情熱的な父の母への執着と忘機の魏嬰に対する執着とも言える想いを重ねて沢蕪君は魏嬰に話したのではないかと思ってしまいます。
戒鞭の話はここで話すことで原作よりも自然に感じました。
戒鞭を受けて血を吐きながら誰が正道で誰が邪道ですかと叔父上に問う藍湛がもう……。
藍湛の魏嬰への想いに涙が出ました。
不夜天で共に戦わなかったことへの悔い。
目の前で魏嬰を失ったことへの悔い。
様々な想いから自らへの罰としても受けていたのでしょうね。
でも叔父の気持ちも分かるのです。
一生懸命育ててきたのですよね。
それを捨ててでも魏嬰を想うことを貫こうとする藍湛には間違いなく父の血が流れていると思います。
かつて雲深不知処に連れ帰り隠しますと言ったあの意味はここにあるのかもしれませんね。
母と同じように隠してでも守りたいという強い想い。
そして「知己ならば信じるべきだ」という言葉。
何という想いでしょう。
3年も外に出られず1人寒潭祠に籠もって魏嬰だけを想い、そして外に出てからも魏嬰を探し求め……どれほどの苦しみだったか。
そんな話を聞かされ、ここまで想われていることを知ったらもう、魏嬰も藍湛を信じられないわけがないですよね。
こんなにも自分を想ってくれて、こんなにも自分を大事にしてくれて、こんなにも自分を守ってくれて……。
これを生涯の知己と言わずして何と言えましょう。
そんな魏嬰のもとに天子笑を手に嬉々として現れる藍湛。
ほら、と天子笑を見せながら笑む藍湛がやたら可愛いです。
潭州の宿でお酒を運んでいた時もそうですが、魏嬰の為にいそいそとお酒を注ぐ姿が何処か嬉しそう。
魏嬰の為に何か出来ることが心から嬉しいのでしょうね。
魏嬰の為なら家規を破ることすら最早厭わない(そして兄も最早問わない)
出会った日の初めての夜、魏嬰が持ち込んだ天子笑を見て剣すら抜いていたあの藍湛が手ずから天子笑を持参するとは。
魏嬰が喜ぶ姿が何より見たいのでしょうね。
嬉しそうに掲げる藍湛の笑みが何処かいとけないです。
静室のシーンは本当に素敵です。
重なり合う心。
良いタイトルです。
お互いがお互いを知己として想い合う、しかしそれを言葉にするわけではないのがまた心に響きます。 

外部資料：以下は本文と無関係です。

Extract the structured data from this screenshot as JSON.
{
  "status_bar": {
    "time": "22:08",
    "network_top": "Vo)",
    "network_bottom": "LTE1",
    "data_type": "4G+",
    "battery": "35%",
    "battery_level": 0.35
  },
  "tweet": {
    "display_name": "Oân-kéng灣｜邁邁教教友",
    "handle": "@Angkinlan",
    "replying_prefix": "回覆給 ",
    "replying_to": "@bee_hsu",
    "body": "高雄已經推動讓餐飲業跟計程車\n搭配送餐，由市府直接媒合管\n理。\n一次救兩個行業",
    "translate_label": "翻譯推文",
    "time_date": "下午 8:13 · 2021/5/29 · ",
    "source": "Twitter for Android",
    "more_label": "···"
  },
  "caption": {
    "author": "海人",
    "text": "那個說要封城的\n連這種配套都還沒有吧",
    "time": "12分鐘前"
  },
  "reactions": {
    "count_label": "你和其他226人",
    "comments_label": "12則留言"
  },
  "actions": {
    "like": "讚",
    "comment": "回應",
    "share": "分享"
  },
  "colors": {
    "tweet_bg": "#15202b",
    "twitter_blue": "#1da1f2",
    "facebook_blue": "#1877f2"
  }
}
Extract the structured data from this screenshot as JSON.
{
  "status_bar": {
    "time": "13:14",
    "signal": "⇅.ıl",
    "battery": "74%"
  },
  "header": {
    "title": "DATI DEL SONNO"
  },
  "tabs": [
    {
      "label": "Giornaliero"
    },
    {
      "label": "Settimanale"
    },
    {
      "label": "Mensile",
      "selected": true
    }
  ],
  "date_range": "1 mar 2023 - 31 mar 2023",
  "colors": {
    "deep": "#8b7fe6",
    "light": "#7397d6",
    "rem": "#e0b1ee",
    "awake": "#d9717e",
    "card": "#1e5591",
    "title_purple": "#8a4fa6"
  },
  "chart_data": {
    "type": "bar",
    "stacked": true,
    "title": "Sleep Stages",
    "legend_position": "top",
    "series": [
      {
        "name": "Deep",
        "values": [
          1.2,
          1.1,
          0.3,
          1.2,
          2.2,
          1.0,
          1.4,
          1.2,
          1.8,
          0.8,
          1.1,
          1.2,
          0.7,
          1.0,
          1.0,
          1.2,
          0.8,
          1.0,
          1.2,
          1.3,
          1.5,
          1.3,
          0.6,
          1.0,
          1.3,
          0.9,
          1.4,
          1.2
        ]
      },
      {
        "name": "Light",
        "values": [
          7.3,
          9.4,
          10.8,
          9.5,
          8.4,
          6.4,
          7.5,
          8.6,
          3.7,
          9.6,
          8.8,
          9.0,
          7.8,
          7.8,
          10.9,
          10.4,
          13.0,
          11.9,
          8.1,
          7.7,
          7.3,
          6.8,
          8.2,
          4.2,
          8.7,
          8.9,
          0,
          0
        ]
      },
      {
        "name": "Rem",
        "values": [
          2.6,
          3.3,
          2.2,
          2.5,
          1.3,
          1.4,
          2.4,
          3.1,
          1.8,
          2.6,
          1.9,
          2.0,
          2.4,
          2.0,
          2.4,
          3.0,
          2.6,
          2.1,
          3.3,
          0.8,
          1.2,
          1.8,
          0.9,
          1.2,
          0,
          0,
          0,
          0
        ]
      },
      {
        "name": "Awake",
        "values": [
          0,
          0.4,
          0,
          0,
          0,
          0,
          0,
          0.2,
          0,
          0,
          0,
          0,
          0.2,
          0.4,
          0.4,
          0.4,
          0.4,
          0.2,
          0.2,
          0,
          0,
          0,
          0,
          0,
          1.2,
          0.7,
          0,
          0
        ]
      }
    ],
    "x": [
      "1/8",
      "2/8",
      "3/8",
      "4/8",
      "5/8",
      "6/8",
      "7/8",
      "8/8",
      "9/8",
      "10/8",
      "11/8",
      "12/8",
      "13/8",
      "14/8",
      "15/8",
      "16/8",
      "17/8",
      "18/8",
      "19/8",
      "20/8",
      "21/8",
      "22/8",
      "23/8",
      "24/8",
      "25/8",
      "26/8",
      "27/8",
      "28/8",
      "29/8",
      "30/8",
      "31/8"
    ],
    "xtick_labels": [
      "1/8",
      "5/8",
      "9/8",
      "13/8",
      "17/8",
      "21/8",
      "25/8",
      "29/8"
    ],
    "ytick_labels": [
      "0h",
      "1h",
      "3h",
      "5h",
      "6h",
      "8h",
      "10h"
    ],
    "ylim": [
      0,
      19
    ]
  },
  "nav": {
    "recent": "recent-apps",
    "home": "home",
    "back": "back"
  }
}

こんなふうに信じられて想い合える知己がいたら多幸感に溺れそうです。
ただの恋情でもない知己としての感情。
真実はもうどうでもいいと言う魏嬰。
世界にたった1人、自分を信じてくれる藍湛がいれば他は何もいらない。
そんな想いなのでしょう。
降りしきる雪と2人の姿が本当に美しいシーンでした。
魏嬰が白の中衣のせいか喪服のように見えてやたら色気を感じます。
しかし帯を外しているとか翌日の寝不足な魏嬰の意味やらを書いている方が多々いますが、え、よくそこまで……と思ってしまいました。
どう見ても帯は解いていませんが……?
組んでいた腕を解いた動作に降っている雪と門の茅が重なっただけだと思います。
と言ったら夢が無いのかしら。
でもどう見ても解いていない……。
天子笑片手にもう片方は腰に当てていますが……。
寒室のシーンは単純に魏嬰がいつも起きていない早朝だからかなと思いました。
嬉しくて天子笑をいささか飲み過ぎて起きられなかったのかなと。
そもそも原作でも金光瑶が雲深不知処にやってくるのは早朝となっていましたし。
何となくあの流れからはそういうことを邪推したくないように思うのです。
とは言え何せ原作はあれだけガッツリなBLですからそういう匂わせの意図も勿論あると思いますけどね。
でもそれはそれで良いと思います。
魏嬰の「お前に捧げる」はそうとしか取れないとも言えますし(知己としての想いを捧げると私は受け取りましたが)
ただこれが2人の初夜だったとしても、とても美しい表現でした。
露骨なシーンが無いからこその美しさだと思います。 
個人的にはやっぱり無い方が良いですが。
もうずっと前から恋情も自覚している藍湛と、この夜初めて恋情を自覚した魏嬰が互いに意識して特別な夜を過ごしたくらいのもどかしい感じが好きです。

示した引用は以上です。